La démarche artistique de Jean-Claude Cubino, initiée il y a plus de 10 ans, englobe une multitude de médiums (dessin, peinture, sculpture, photographie, vidéo, installation etc.), mais cette pluridisciplinarité pratique ne signifie pas la dispersion du discours : chacune de ses œuvres trouve
son sens dans le projet global d’un art socialement engagé, favorisant la création d’expositions pensées comme des ateliers participatifs, des work in progress inclusifs ou, comme c’est le cas ici, des créations originales dans lesquelles la poésie et une sensibilité esthétique affirmée se mêlent à un regard aiguë sur les contradictions et les maux de nos sociétés actuelles; comme il le dit lui-même,« l’artiste est celui qui tâte le pouls de la société et établit le diagnostic».

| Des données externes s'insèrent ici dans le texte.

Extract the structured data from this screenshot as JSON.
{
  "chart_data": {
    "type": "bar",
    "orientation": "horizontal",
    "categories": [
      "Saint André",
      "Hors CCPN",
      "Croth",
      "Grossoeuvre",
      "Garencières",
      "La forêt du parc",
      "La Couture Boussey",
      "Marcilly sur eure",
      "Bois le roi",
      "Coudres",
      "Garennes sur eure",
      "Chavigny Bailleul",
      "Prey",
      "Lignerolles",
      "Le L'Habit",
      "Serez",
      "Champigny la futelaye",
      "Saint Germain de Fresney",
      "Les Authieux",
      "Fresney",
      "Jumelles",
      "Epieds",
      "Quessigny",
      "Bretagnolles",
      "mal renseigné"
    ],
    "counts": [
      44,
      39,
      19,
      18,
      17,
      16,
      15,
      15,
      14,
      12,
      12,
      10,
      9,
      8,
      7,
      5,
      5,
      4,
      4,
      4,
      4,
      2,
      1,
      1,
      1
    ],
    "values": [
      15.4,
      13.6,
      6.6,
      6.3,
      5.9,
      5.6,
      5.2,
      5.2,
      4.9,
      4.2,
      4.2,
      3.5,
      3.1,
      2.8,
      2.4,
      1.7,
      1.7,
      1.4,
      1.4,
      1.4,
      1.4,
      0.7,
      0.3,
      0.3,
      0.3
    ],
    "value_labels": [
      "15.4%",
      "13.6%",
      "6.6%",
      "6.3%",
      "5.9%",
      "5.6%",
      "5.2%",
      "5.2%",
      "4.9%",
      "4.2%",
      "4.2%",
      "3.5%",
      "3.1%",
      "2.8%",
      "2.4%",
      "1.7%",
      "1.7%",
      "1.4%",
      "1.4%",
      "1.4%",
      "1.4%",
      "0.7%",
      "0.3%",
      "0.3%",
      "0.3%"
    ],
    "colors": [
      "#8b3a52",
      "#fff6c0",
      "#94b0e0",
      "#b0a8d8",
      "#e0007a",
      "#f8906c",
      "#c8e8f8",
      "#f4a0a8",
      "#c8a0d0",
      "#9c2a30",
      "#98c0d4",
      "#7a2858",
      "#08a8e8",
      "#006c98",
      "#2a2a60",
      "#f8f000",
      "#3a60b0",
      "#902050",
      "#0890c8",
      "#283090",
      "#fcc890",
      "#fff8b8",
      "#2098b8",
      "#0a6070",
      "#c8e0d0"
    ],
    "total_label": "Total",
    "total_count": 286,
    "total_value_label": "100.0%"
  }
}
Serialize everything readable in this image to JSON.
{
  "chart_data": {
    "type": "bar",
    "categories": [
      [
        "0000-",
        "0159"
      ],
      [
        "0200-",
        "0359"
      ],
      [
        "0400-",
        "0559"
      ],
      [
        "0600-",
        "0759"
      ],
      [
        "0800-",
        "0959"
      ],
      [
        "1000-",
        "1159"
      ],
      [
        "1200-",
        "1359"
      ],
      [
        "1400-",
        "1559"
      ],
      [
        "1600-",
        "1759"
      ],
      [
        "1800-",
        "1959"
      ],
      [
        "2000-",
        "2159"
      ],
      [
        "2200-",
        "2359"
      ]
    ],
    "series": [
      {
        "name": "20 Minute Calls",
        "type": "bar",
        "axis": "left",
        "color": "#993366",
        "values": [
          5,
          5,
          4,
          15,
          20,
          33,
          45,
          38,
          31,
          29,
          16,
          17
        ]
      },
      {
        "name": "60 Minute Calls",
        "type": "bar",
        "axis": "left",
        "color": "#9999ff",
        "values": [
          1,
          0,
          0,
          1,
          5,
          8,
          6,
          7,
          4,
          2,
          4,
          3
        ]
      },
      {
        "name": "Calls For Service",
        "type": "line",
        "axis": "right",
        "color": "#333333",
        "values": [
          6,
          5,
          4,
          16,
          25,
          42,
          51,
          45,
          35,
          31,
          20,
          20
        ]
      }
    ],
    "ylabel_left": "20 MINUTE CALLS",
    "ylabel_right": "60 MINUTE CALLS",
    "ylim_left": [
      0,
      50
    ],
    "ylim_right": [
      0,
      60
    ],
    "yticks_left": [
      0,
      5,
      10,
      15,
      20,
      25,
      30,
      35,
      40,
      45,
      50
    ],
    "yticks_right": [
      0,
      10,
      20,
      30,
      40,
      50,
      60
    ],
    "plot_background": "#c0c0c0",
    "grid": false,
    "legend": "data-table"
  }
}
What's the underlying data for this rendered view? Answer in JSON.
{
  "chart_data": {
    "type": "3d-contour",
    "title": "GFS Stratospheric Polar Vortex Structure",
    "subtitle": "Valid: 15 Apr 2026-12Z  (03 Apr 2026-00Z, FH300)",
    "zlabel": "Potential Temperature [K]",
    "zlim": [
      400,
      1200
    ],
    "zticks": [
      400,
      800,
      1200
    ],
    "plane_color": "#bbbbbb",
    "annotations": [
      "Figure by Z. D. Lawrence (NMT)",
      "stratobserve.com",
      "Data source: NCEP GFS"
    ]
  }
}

Depuis maintenant plus d’un an, il accumule dans son atelier différents objets de récupération, dont une grande partie d’éléments publicitaires ou d’emballage de produits haut-degamme.
Il résulte de cette démarche de collecte des rebuts de notre société de consommation plusieurs projets qui incluent toujours la volonté d’ajouter à ces objets une plus-value artistique par « manipulation, combinaison ou transformation, pour produire quelque chose de différent », et, par ce biais, de développer un discours sur les rapports antagonistes ou complices entre société,consommation et art.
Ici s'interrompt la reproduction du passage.